Scott Galloway, a popular US marketing professor and entrepreneur has said that Elon Musk's venture into the US government to implement job and spending cuts was “one of the greatest brand destructions” ever.
On a popular podcast called Pivot, hosted by him, he said that Musk aligned himself with the wrong people and alienated Tesla's customer base. Tesla was one of his most important holdings but Musk's new allies - the Republicans - were not fans of electric vehicles. “He's alienated the wrong people,” Galloway said. “Three-quarters of Republicans would never consider buying an EV. So he's cosied up to the people who aren't in EVs.”

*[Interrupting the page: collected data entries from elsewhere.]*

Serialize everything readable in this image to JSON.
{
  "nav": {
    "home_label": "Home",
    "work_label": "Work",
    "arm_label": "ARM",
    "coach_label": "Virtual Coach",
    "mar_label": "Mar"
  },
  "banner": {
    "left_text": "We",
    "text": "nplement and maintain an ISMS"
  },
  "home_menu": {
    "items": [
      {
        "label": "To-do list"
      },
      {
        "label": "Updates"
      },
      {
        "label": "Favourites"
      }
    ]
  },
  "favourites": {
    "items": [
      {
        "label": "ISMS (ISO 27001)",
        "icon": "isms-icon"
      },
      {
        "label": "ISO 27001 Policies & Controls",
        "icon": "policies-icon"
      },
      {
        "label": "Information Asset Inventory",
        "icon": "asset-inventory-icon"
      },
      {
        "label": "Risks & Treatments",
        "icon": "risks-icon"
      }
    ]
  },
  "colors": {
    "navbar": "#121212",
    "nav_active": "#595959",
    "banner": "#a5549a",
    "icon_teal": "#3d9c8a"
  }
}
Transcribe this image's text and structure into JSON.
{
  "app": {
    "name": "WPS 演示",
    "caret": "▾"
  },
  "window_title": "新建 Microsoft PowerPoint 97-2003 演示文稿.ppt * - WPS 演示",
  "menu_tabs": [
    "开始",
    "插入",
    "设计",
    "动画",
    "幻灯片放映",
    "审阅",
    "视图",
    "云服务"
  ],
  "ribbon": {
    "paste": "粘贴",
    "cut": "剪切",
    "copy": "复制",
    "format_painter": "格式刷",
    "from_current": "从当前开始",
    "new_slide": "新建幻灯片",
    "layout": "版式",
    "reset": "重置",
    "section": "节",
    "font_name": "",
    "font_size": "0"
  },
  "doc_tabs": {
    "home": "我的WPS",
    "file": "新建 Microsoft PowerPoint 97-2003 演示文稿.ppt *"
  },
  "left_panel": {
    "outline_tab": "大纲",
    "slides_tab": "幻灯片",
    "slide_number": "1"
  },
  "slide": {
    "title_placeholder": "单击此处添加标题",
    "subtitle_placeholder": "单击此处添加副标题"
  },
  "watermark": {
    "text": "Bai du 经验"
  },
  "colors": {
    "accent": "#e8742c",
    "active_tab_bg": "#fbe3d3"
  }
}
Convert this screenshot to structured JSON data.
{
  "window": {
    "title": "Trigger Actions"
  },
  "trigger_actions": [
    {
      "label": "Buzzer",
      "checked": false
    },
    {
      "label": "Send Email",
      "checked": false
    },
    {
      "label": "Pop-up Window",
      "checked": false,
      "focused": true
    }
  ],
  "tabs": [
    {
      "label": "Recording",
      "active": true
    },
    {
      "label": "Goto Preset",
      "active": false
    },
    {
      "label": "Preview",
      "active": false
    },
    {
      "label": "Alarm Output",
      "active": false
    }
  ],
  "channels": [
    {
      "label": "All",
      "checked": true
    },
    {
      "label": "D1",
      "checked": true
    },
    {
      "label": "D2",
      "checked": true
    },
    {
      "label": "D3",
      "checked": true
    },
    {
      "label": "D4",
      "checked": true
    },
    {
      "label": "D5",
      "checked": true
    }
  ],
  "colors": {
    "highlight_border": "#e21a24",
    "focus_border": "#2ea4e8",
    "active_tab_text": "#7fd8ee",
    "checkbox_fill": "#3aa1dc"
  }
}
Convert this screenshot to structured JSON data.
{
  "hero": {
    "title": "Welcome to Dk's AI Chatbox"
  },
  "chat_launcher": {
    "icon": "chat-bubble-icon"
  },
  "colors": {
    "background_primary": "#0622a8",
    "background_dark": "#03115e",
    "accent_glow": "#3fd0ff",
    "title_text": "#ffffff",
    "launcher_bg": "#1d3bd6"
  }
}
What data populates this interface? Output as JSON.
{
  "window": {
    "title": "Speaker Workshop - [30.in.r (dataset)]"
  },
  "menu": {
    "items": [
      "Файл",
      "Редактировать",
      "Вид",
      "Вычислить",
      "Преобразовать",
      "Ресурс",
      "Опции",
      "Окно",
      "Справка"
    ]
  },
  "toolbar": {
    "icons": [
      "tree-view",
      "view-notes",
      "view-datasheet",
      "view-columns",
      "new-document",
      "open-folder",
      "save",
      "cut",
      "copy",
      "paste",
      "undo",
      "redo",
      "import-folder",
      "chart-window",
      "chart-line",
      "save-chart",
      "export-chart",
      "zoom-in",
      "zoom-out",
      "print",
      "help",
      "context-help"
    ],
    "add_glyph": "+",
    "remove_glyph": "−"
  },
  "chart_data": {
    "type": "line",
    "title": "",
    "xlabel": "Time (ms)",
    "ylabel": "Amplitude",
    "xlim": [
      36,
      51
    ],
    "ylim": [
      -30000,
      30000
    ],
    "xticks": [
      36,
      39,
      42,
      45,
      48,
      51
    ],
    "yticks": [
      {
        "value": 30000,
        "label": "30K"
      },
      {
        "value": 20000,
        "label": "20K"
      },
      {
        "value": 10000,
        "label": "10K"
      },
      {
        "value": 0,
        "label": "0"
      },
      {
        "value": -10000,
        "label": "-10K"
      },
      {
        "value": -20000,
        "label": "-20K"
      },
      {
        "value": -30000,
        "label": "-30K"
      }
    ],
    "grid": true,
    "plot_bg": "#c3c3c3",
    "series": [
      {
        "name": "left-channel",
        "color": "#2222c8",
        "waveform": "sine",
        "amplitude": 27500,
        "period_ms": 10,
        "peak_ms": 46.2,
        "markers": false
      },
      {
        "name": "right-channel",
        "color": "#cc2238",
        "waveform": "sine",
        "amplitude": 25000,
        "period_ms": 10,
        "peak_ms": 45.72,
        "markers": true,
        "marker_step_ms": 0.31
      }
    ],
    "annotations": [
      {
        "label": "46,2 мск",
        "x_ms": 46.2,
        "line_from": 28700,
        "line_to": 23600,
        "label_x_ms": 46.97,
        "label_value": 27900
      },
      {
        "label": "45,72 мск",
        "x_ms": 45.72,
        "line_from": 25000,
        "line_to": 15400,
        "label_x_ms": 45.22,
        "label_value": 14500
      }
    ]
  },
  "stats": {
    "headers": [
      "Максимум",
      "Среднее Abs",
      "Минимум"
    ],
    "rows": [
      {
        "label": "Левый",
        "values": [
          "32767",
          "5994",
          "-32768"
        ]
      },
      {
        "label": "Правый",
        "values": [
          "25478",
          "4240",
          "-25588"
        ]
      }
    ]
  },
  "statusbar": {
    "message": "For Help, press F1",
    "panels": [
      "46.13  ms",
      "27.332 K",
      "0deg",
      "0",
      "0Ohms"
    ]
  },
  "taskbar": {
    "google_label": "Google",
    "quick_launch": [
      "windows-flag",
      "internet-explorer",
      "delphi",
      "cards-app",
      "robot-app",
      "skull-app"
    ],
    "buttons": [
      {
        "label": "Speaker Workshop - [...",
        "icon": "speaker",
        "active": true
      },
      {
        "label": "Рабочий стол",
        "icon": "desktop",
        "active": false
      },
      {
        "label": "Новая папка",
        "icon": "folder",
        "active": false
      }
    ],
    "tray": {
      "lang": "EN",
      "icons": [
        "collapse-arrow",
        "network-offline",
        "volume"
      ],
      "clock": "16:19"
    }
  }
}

Galloway cited a poll which showed Tesla had fallen from the eighth-most reputable brand in 2021 to 95th.
Subsequently, he pointed out figures that showed Tesla's sales were down 59% in France, 81% in Sweden, 74% in the Netherlands, 66% in Denmark, 50% in Switzerland and 33% in Portugal, after Musk tried to step into European politics in recent months.
Europe had been a lucrative EV market, but after his meddling, he started losing customer base there as well. Moreover, Tesla's competitor BYD, outsold the former for the first time in Europe, per a report from Jato Dynamics, that supplies automotive industry intelligence.
“This has arguably been one of the greatest brand destructions,” Galloway said to Kara Swisher, his fellow host and veteran tech journalist. “Tesla was a great brand”, he also added, “He's alienated his core demographic.”
By the end of April, Tesla reported a 71% dip in profits, and Musk said he would finally pull away from his DOGE role in the government, after a call with Tesla investors. He said his work getting the government's “financial house in order is mostly done” and hence his “time allocation to Doge will drop significantly”.
Elon Musk's super political action committee donated $200m to help elect Trump. He not only financially supported the campaign but also introduced Trump to his universe of younger men who looked up to him.
He then took up a key role in a second Trump administration which became DOGE - Department of Government Efficiency, which he continued despite opinion polling suggested strong disapproval of his work.
A nonpartisan research group, the Partnership for Public Service, estimated that DOGE's goal of about $160bn in cuts were on track to cost roughly $135bn.